Dip dibe bir güvensizlik.
İkisinin konumu çok farklı oysa...
* * *
Elbette sebebi anlaşılabiliyor.
Geçenlerde bir sendikamız seçim yaptı.
Listeler dolaştı (!) Kulisler dalaştı (!)
Başkan “dip”te kaldı!
Kendi “iktidarı”nı kuşandı herkes.
Giden gitti, kalan sağlar için alışılmış açıklama yapıldı: "Demokrasi kazandı"
* * *
Baktım isimlere...
15 seneden fazla koltuğunu koruyan var.
"Bu koltuklar size kalmaz" diye bağırdığı bakanlar defalarca gitmiş!
Dört defa Cumhurbaşkanı değişmiş!
Her partide üç, dört başkan eskitmiş!
Bir yirmi kez hükümet kurulmuş, bozulmuş.
Sendikacı yerinde kalmış.
Sözü pratiği tutmamış, yaşadığı hayat isyanını tekzip etmiş...
Yine yerinde! Yine mağdur!

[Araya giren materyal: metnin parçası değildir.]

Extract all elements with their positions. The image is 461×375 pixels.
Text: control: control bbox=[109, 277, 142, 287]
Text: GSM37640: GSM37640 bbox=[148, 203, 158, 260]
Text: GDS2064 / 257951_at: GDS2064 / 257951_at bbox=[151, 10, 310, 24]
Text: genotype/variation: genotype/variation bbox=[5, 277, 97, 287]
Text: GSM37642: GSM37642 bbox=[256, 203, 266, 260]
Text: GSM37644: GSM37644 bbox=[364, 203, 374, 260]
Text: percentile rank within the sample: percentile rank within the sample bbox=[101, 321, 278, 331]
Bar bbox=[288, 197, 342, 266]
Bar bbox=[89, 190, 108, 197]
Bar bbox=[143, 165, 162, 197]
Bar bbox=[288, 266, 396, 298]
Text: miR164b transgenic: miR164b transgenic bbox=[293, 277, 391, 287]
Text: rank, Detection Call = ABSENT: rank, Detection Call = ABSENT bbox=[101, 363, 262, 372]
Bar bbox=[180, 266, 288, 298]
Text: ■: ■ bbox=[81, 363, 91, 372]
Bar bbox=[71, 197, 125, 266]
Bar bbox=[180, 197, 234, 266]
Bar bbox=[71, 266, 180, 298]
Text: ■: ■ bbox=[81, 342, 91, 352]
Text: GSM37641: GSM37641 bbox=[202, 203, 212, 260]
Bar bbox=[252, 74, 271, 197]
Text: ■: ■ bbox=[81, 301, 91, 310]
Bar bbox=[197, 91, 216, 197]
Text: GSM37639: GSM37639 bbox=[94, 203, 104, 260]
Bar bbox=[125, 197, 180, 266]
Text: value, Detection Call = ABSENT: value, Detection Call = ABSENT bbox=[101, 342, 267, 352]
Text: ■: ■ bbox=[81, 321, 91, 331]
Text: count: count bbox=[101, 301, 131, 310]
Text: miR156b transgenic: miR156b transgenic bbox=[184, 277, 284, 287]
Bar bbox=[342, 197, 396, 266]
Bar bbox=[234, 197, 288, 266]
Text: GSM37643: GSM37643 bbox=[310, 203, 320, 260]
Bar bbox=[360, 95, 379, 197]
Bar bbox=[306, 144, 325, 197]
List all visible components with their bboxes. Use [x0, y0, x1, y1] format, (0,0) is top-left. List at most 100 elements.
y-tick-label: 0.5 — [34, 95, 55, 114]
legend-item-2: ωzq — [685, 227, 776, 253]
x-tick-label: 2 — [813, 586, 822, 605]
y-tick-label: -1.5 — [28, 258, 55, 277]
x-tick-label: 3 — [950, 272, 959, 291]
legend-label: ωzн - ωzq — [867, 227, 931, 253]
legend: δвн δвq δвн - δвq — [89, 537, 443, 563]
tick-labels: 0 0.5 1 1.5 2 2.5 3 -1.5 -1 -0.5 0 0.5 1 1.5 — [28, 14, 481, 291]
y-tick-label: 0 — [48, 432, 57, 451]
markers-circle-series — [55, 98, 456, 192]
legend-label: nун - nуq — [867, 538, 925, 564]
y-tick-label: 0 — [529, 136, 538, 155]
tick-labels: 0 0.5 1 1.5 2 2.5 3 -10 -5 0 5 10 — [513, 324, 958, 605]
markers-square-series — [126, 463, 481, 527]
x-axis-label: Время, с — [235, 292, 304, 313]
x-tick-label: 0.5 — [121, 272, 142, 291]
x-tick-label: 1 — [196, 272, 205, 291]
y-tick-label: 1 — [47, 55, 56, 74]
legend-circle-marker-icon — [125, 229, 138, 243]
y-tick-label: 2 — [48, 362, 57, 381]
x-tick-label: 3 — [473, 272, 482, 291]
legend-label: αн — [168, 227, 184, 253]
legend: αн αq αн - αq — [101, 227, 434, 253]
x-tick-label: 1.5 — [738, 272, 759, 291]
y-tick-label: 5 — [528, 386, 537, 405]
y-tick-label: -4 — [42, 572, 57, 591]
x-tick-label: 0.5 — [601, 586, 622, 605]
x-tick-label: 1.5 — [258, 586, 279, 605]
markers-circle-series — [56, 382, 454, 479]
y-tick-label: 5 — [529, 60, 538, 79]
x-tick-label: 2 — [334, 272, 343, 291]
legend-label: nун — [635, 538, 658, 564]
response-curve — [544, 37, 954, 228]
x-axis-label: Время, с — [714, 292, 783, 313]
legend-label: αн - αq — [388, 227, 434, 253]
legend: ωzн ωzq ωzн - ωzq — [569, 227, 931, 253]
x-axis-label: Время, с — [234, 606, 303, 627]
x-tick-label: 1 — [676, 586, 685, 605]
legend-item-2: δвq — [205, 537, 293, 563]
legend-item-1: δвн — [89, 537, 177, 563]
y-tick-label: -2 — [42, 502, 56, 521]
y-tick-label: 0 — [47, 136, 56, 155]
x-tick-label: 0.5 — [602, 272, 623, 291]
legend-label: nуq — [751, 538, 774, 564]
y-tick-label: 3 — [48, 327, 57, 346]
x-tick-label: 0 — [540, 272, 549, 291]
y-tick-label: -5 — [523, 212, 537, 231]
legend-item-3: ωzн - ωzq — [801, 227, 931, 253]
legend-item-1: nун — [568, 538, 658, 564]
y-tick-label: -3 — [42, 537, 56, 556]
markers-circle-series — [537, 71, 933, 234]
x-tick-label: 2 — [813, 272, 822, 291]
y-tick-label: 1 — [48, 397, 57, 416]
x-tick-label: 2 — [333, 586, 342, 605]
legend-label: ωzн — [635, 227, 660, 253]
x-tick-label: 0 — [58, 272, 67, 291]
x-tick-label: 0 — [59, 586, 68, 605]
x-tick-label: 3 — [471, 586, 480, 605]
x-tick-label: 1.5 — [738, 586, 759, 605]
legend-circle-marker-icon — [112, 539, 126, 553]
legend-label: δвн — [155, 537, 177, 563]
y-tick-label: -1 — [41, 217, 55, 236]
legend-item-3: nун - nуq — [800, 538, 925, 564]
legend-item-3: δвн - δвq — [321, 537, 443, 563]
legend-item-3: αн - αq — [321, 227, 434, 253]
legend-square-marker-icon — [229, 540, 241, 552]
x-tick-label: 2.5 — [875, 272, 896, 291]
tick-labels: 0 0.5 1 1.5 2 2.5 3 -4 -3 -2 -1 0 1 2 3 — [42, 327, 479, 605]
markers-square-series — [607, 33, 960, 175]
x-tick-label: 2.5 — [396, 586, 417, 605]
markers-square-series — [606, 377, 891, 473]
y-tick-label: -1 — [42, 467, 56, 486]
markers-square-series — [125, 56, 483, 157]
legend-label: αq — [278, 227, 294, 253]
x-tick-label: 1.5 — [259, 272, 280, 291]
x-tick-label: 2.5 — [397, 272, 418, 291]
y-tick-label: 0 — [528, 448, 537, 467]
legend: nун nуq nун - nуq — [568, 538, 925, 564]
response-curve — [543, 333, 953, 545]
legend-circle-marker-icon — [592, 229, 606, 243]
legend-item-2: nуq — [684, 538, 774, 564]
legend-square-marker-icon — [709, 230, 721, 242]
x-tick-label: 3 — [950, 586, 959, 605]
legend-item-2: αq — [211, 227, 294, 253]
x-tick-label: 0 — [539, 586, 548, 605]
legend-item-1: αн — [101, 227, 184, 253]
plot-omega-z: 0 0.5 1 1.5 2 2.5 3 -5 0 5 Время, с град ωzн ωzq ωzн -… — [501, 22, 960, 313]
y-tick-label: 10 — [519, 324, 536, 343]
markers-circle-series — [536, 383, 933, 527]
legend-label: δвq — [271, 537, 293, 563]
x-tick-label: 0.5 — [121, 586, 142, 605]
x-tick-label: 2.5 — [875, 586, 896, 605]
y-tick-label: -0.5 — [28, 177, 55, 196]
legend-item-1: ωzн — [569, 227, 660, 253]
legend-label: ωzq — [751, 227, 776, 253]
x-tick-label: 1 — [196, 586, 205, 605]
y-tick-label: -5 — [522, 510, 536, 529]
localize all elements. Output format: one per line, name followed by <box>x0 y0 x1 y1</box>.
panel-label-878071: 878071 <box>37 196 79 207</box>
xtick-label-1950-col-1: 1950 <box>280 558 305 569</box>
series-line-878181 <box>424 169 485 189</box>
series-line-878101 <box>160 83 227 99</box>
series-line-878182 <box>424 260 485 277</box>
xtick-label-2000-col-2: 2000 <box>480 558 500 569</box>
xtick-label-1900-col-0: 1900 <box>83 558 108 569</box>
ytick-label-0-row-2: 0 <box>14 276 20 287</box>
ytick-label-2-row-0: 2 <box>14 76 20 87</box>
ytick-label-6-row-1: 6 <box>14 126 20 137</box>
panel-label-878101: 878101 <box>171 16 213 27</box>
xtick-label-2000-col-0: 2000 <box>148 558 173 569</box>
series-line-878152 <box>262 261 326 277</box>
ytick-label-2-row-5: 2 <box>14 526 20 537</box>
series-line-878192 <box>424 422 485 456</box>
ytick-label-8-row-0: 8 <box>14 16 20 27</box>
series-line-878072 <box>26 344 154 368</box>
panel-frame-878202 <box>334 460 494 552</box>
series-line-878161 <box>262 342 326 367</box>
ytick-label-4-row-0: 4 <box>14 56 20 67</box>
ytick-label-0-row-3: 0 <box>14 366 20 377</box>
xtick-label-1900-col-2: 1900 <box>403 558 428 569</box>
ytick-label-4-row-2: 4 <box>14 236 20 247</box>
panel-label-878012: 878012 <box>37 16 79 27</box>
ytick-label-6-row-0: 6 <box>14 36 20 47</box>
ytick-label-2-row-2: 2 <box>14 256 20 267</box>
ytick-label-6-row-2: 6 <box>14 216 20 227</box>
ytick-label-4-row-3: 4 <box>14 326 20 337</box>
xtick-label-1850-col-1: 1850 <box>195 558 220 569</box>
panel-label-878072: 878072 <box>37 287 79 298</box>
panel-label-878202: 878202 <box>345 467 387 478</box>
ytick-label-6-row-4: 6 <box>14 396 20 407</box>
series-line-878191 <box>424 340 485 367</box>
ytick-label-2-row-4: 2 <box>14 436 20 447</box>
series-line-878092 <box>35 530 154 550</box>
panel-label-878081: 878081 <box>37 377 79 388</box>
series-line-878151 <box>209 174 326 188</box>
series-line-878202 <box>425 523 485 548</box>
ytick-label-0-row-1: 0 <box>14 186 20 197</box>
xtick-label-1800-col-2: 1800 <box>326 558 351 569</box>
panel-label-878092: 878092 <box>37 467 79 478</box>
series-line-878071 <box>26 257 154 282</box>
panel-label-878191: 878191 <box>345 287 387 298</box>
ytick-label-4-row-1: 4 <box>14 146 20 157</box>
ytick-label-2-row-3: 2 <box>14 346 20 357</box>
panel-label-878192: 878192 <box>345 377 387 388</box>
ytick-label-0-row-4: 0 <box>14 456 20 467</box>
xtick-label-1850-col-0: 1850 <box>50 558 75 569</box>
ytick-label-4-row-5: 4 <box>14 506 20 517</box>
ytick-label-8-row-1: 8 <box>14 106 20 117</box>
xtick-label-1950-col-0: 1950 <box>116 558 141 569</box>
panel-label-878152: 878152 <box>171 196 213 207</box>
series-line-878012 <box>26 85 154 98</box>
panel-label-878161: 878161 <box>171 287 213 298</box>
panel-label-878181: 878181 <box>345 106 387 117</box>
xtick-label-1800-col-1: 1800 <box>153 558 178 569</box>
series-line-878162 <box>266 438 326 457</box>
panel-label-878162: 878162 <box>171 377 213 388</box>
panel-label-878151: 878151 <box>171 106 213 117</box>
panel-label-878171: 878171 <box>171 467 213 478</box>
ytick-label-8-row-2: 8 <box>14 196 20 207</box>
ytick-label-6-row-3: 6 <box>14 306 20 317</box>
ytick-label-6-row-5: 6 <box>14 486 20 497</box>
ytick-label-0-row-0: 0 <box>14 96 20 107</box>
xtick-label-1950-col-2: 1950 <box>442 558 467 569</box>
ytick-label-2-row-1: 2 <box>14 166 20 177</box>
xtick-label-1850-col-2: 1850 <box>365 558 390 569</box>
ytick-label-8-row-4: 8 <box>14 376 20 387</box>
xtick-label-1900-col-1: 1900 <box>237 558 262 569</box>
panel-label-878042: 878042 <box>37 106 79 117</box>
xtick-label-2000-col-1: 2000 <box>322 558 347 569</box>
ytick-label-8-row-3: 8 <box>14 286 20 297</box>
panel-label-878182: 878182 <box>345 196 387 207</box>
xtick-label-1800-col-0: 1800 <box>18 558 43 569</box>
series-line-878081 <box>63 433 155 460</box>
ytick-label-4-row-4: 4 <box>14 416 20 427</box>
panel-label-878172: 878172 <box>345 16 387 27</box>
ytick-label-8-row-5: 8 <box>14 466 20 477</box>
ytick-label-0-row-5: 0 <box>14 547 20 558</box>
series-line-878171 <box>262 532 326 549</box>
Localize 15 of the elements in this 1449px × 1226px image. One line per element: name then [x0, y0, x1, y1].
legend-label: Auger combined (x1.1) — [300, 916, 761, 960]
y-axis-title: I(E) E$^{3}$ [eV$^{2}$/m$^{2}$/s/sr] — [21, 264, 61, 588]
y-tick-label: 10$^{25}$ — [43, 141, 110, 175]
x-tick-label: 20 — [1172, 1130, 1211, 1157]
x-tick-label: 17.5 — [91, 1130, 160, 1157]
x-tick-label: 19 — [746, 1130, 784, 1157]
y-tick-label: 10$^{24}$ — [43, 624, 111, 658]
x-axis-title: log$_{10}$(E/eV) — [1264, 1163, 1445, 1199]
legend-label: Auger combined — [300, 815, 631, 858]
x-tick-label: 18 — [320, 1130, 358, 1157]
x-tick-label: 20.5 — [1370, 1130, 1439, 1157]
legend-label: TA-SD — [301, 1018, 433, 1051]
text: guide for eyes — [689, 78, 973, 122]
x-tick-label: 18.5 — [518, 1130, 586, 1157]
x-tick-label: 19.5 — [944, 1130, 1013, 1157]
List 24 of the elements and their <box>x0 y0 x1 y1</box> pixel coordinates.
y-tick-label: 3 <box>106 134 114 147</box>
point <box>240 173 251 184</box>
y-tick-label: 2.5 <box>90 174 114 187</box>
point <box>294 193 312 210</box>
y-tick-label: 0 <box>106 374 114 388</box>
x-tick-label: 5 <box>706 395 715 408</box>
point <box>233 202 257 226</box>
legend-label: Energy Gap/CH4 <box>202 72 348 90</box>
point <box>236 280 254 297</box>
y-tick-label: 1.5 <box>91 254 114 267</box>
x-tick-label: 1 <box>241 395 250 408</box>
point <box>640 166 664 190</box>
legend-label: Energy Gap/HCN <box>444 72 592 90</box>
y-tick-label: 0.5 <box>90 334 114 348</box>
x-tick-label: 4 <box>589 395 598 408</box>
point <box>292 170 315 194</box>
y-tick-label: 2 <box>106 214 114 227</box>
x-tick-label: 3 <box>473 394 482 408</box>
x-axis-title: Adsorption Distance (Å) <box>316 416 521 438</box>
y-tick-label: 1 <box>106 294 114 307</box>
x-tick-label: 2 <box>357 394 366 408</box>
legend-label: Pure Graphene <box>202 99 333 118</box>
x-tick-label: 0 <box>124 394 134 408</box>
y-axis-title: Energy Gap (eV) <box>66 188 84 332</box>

Yine öfkeli!
* * *
Peki bu "güvensizlik sorunu" için aynaya bakan var mı sizce?
İşin aslı, siyasi partiler çok daha fazla "hesaplaşıyor" kendi içinde...
Yenileniyorlar...
O neden hep “eski” üzerinden deşiliyorlar.
Peki ya diğer unsurlar?
Hele “sol kültür”e sarılanlar.
Yani hayatı değiştirecek olanlar...
Pek çoğunun lügatinde ayna yok...
Kolaycı bir ezber üzerinden, kendi fasit dairelerinde, kendilerini tekrarlıyorlar.
"Küçük dağları ben yarattım" havası!
Ne oluyor sonra?
Çocukların isyanıyla başlayan bir eylem mesai saatlerinin azaltılması üzerinden bir uzlaşı ile tamamlanabiliyor.
* * *
Kişisel menfaatlere hizmet eden yalancı ve talancı "iktidar"lar değil sadece...
“İktidar”ın sarsılmaz bir dişlisine dönüşen, toplumsal fayda üretmeyen, adil ve eşitlikçi gelir dağılımını umursar gibi görünen ama bencilliği büyüten, günlük pratiklerde çözümlerin değil krizlerin unsuru
olan kim varsa, nerede varsa, ne kadar varsa tümü çekilmeli kenara!